The former seven-term Charlotte mayor is making his second bid for governor, following a narrow loss to Perdue in 2008.
"Because all of us worked, we changed the state legislature when we won in 2010. We must take the executive branch to fix broken government and the economy," McCrory told about 200 people at the Annual Lincoln/Reagan Dinner at Sunrise Church.
"The Democrats have held onto the executive branch for 20 years. They will say or do anything to hold onto power. We cannot allow that to happen," he said.
Democrats who have announced they are running for governor include state Rep. Bill Faison, whose District 50 seat represents Orange and Caswell countries; Lt. Gov. Walter Dalton; and former U.S. Rep. Bob Etheridge.
"We all have friends barely holding onto jobs ... college graduates not getting responses to their resumes and moving back in with parents," McCrory said.
Noting that he finalized his decision to run in October after a long wait to renew his driver's license, he cited the few changes he said have been made at the N.C. Division of Motor Vehicles during 40 years as an example of the need to fix government.
"The Democrats want to raise sales taxes and put in the same system that is not working," he said. "They want to give cash to new companies while increasing taxes on existing companies."
McCrory, 55, said he wants to lower taxes on companies that already are in North Carolina.

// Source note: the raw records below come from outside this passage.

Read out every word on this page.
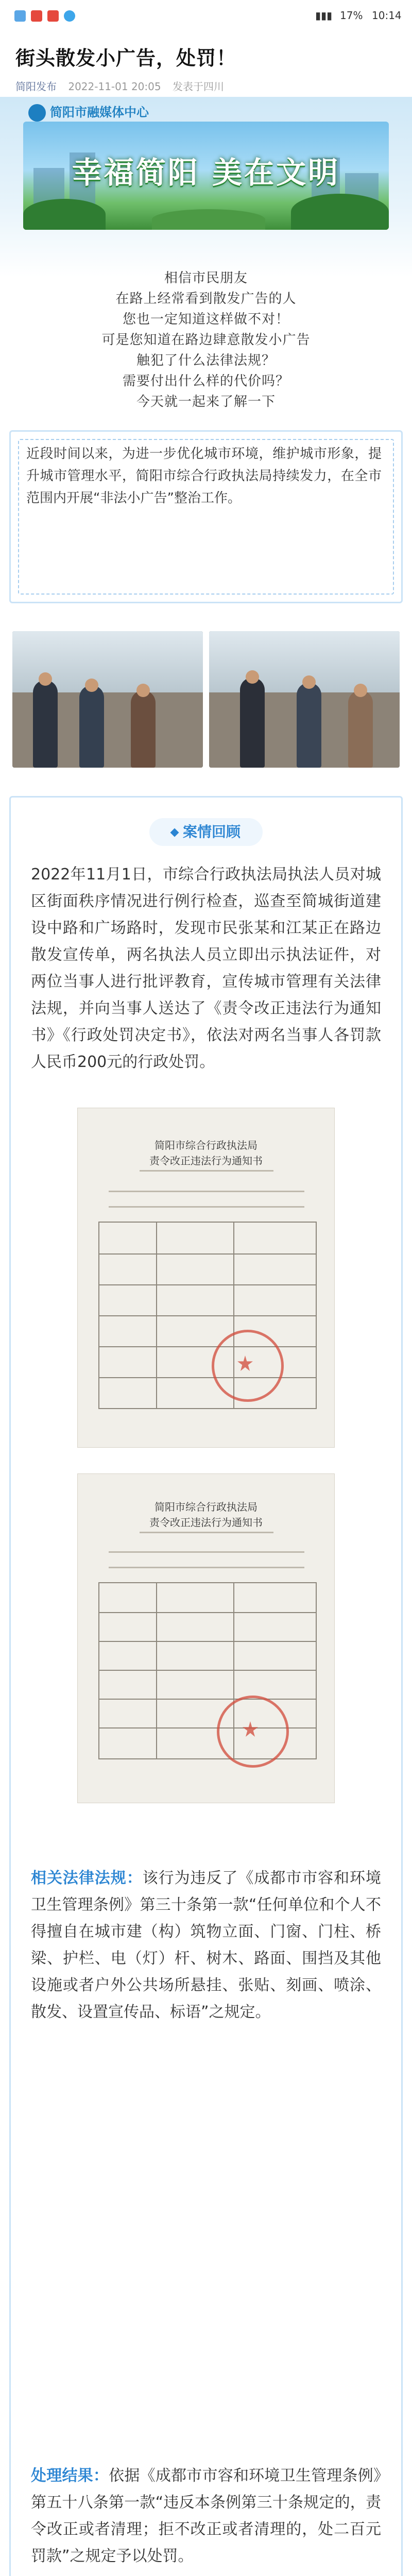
▮▮▮ 17% 10:14
街头散发小广告，处罚！
简阳发布 2022-11-01 20:05 发表于四川
简阳市融媒体中心
幸福简阳 美在文明

相信市民朋友

在路上经常看到散发广告的人

您也一定知道这样做不对！

可是您知道在路边肆意散发小广告

触犯了什么法律法规？

需要付出什么样的代价吗？

今天就一起来了解一下

近段时间以来，为进一步优化城市环境，维护城市形象，提升城市管理水平，简阳市综合行政执法局持续发力，在全市范围内开展“非法小广告”整治工作。

案情回顾

2022年11月1日，市综合行政执法局执法人员对城区街面秩序情况进行例行检查，巡查至简城街道建设中路和广场路时，发现市民张某和江某正在路边散发宣传单，两名执法人员立即出示执法证件，对两位当事人进行批评教育，宣传城市管理有关法律法规，并向当事人送达了《责令改正违法行为通知书》《行政处罚决定书》，依法对两名当事人各罚款人民币200元的行政处罚。

简阳市综合行政执法局
责令改正违法行为通知书
简阳市综合行政执法局
责令改正违法行为通知书

相关法律法规：该行为违反了《成都市市容和环境卫生管理条例》第三十条第一款“任何单位和个人不得擅自在城市建（构）筑物立面、门窗、门柱、桥梁、护栏、电（灯）杆、树木、路面、围挡及其他设施或者户外公共场所悬挂、张贴、刻画、喷涂、散发、设置宣传品、标语”之规定。

处理结果：依据《成都市市容和环境卫生管理条例》第五十八条第一款“违反本条例第三十条规定的，责令改正或者清理；拒不改正或者清理的，处二百元罚款”之规定予以处罚。
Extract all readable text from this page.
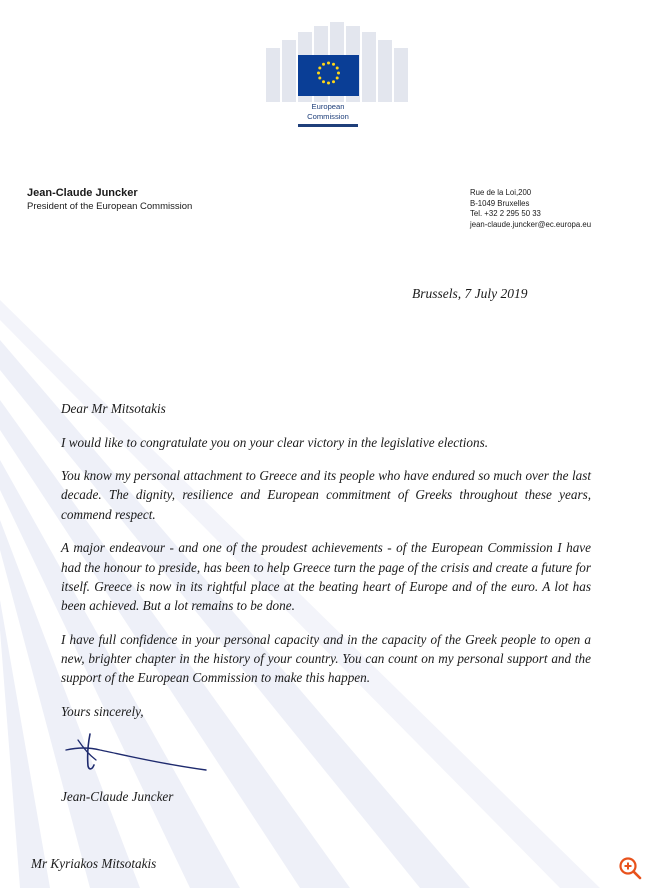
European
Commission
Jean-Claude Juncker
President of the European Commission
Rue de la Loi,200
B-1049 Bruxelles
Tel. +32 2 295 50 33
jean-claude.juncker@ec.europa.eu
Brussels, 7 July 2019

Dear Mr Mitsotakis

I would like to congratulate you on your clear victory in the legislative elections.

You know my personal attachment to Greece and its people who have endured so much over the last decade. The dignity, resilience and European commitment of Greeks throughout these years, commend respect.

A major endeavour - and one of the proudest achievements - of the European Commission I have had the honour to preside, has been to help Greece turn the page of the crisis and create a future for itself. Greece is now in its rightful place at the beating heart of Europe and of the euro. A lot has been achieved. But a lot remains to be done.

I have full confidence in your personal capacity and in the capacity of the Greek people to open a new, brighter chapter in the history of your country. You can count on my personal support and the support of the European Commission to make this happen.

Yours sincerely,

Jean-Claude Juncker
Mr Kyriakos Mitsotakis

"To fix the broken economy," McCrory said the state must get into the energy-exploration business and help the United States become independent of other countries.
Extracting natural gas from deposits in several central N.C. counties would bring jobs and boost the economy, he said. He also proposed forming a coalition with South Carolina and Virginia for offshore drilling.Education platform
McCrory said he is passionate about education but vowed, "We will not pour more money into an educational system that is not working."
He said he would set up a vocational education track and a college track in every high school.
"We are not encouraging people to use skill sets to work with their hands," he said. "Let's start showing respect for trade skills to show recruiting employers."
He also stressed the importance of rewarding good teachers.
In a broader view of the economy, he said: "We need to grow things, produce things, build things, and innovate. ... If we're only buying instead of making, we're in trouble in North Carolina.
"Our country is known for building and making things. ... I want to put North Carolina back to work. There is no excuse that we have a high unemployment rate."
Orange County Republican Chairman Bob Randall presented McCrory with a book from the Ronald Reagan Library and said money raised at the dinner would be used to finance local Republican activities.
Before the speech, McCrory said he is an advocate of light rail where it can provide a long-term return on investment and noted that Charlotte started its 15-station light-rail system when he was mayor.Democratic response
In a statement Orange County Democratic Party Chairman Matt Hughes said: "We can think of no better contrast to our party's nominee than Pat McCrory, who has been in lockstep with the GOP majority in the General Assembly since day one."
"McCrory's agenda is one that is fundamentally opposed to progress in North Carolina and includes laying off thousands of educators, restricting a woman's right to choose, moving our state to 49th in education funding, raising taxes on working families, and writing discrimination into our state's constitution."